Session Information
22 SES 16 B, Asymmetric Higher Education Spaces and the Configuration of Work Related Aspirations of Mexican Undergraduate Students
Symposium
Contribution
In this paper I will highlight the different aspirations to future employment of students from six higher education institutions with different academic development characteristics and different institutional cultures. I will refer to them as Asymmetric Higher Education Spaces. My main argument is that institutional configuration intervenes in important ways in the students’ capacity to aspire. Students’ aspirations are guided according to the norms and principles promoted by the universities they attend, but do so differently according to the student’s gender and social level. Aspiration to higher education is high in every social stratum, but the higher the social stratum of the student, the higher the aspiration to higher education and the higher the chances of attainment. This is so because realization is strongly tied with the cultural capital that the students possess and plays an important role in the decisions they make regarding their education (McDonough, 1997). Furthermore, the higher the prestige of the higher education space where students receive their education, the higher the advantages they have access to. This is because more prestigious higher education spaces offer a broader structure of opportunities to secure differential advantages, specially in terms of academic formation, but also in terms of access to social and information networks, two key resources to aspire for a better job (Duru-Bellat, 2006; Dubet, Duru-Bellat y Vérétout, 2010). In this sense, the main concern of this paper is to compare the work aspirations of two groups of students from a gender perspective: those who wish to carry out graduate studies and those who do not. My point of departure is that social stratum and gender point to categories of belonging that imprint people with a hierarchically differentiated social position that carries with it implied relations of power (Lamus Canavate, 2012). Based on the methodology explained in the symposium’s abstract, this paper involves students in their first and last year of undergraduate studies.

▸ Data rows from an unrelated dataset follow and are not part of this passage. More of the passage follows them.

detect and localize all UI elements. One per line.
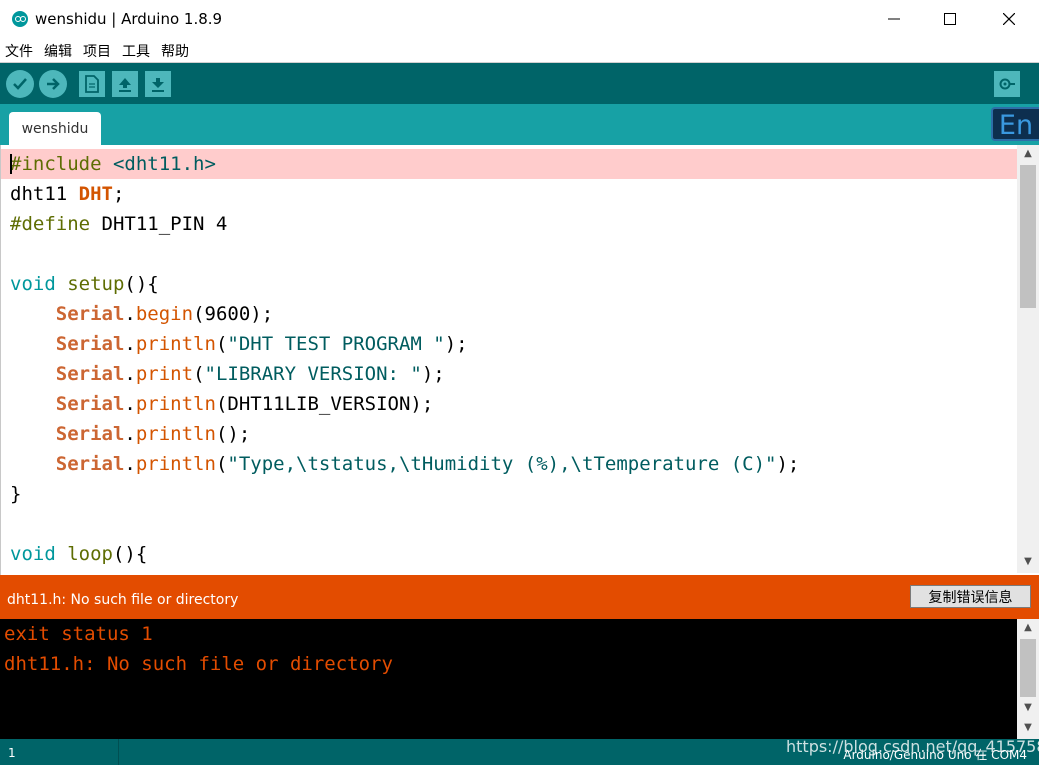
minimize-button[interactable] [865,0,923,38]
menu-file[interactable]: 文件 [5,41,33,61]
scroll-up-arrow-icon[interactable]: ▲ [1017,619,1039,636]
close-button[interactable] [980,0,1038,38]
code-line: void loop(){ [10,543,148,565]
footer-divider [118,739,119,765]
upload-icon [47,78,60,90]
new-button[interactable] [79,71,105,97]
code-line: Serial.println("Type,\tstatus,\tHumidity… [55,453,800,475]
scroll-down-arrow-icon[interactable]: ▼ [1017,699,1039,716]
code-editor[interactable]: #include <dht11.h> dht11 DHT; #define DH… [0,145,1039,575]
line-number: 1 [8,746,16,760]
console-text: exit status 1 dht11.h: No such file or d… [0,619,1017,739]
menu-sketch[interactable]: 项目 [83,41,111,61]
open-button[interactable] [112,71,138,97]
menu-bar: 文件 编辑 项目 工具 帮助 [0,38,1039,63]
console-line: exit status 1 [4,623,153,645]
tab-wenshidu[interactable]: wenshidu [9,112,101,145]
tab-bar: wenshidu En [0,104,1039,145]
verify-button[interactable] [6,70,34,98]
scroll-down-arrow-icon[interactable]: ▼ [1017,553,1039,570]
status-message: dht11.h: No such file or directory [7,592,239,608]
code-line: Serial.print("LIBRARY VERSION: "); [55,363,445,385]
scroll-up-arrow-icon[interactable]: ▲ [1017,145,1039,162]
console-output: exit status 1 dht11.h: No such file or d… [0,619,1039,739]
close-icon [1003,13,1015,25]
copy-error-button[interactable]: 复制错误信息 [910,585,1031,608]
console-scroll-thumb[interactable] [1020,639,1036,697]
save-button[interactable] [145,71,171,97]
ime-indicator: En [991,107,1039,141]
scroll-down-arrow-icon[interactable]: ▼ [1017,719,1039,736]
menu-help[interactable]: 帮助 [161,41,189,61]
code-line: void setup(){ [10,273,159,295]
error-status-bar: dht11.h: No such file or directory 复制错误信… [0,575,1039,619]
code-line: } [10,483,22,505]
code-line: dht11 DHT; [10,183,125,205]
menu-tools[interactable]: 工具 [122,41,150,61]
save-icon [152,78,164,92]
console-scrollbar[interactable]: ▲ ▼ ▼ [1017,619,1039,739]
code-line: Serial.println("DHT TEST PROGRAM "); [55,333,468,355]
serial-monitor-icon [999,78,1015,90]
console-line: dht11.h: No such file or directory [4,653,393,675]
code-line: #define DHT11_PIN 4 [10,213,228,235]
editor-scrollbar[interactable]: ▲ ▼ [1017,145,1039,573]
code-line: #include <dht11.h> [1,149,1018,179]
text-caret [10,154,12,174]
minimize-icon [888,18,900,20]
open-icon [119,78,131,92]
code-line: Serial.println(); [55,423,251,445]
upload-button[interactable] [39,70,67,98]
maximize-button[interactable] [921,0,979,38]
title-bar: wenshidu | Arduino 1.8.9 [0,0,1039,38]
menu-edit[interactable]: 编辑 [44,41,72,61]
editor-scroll-thumb[interactable] [1020,165,1036,308]
toolbar [0,63,1039,104]
code-line: Serial.println(DHT11LIB_VERSION); [55,393,434,415]
code-line: Serial.begin(9600); [55,303,274,325]
maximize-icon [944,13,956,25]
new-icon [85,75,99,93]
serial-monitor-button[interactable] [994,71,1020,97]
watermark: https://blog.csdn.net/qq_41575882 [786,737,1039,756]
arduino-logo-icon [12,11,28,27]
code-area[interactable]: #include <dht11.h> dht11 DHT; #define DH… [1,149,1018,573]
window-title: wenshidu | Arduino 1.8.9 [35,10,223,28]
verify-icon [13,78,27,90]
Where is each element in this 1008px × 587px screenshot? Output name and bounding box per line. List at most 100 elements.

The questions that guide my work are: • How do higher education spaces with different configurations intervene in student’s aspirations to keep studying? • How do these wishes modify work related aspirations of students with different sexes and from different social strata?
References
McDonough, P. (1997). Choosing colleges: how social class and schools structure opportunity. New York: State University of New York Press. Duru-Bellat, M. (2006). L'inflation scolaire. Les désilusions de la méritocratie. Paris: Editions du Seuil. Dubet, F., Duru-Bellat, M., & Vérétout, A. (2010). Les sociétés et leur école. Emprise du diplôme et cohésion sociale. Paris: Editions du Seuil. Lamus Canavate, Doris, (2012), Raza y etnia, sexo y género: El significado de la diferencia y el poder. Reflexión Política [en línea] 2012, 14 (Sin mes) : [Fecha de consulta: 16 de septiembre de 2017] Baillergeau, E., Duyvendak, J. W. and Abdallah, S. (2015), Heading towards a desirable future: aspirations, commitments and the capability to aspire of young Europeans. Open Citizenship, Vol. 5, No. 2, pp. 12–23. https:// www.researchgate.net/publication/275180045_Heading_towards_a_desirable_future_Aspirations_commitments_and_the_capability_to_aspire_of_young_Europeans (Consultado el 7 Febrero de 2017). Baillergeau, Evelyne and Jan Willem Duyvendak (2016) Social inequality and young people in Europe: their capacity to aspire, pp- 155-156, World Social Science Report 2016, UNESCO and the ISSC, Paris.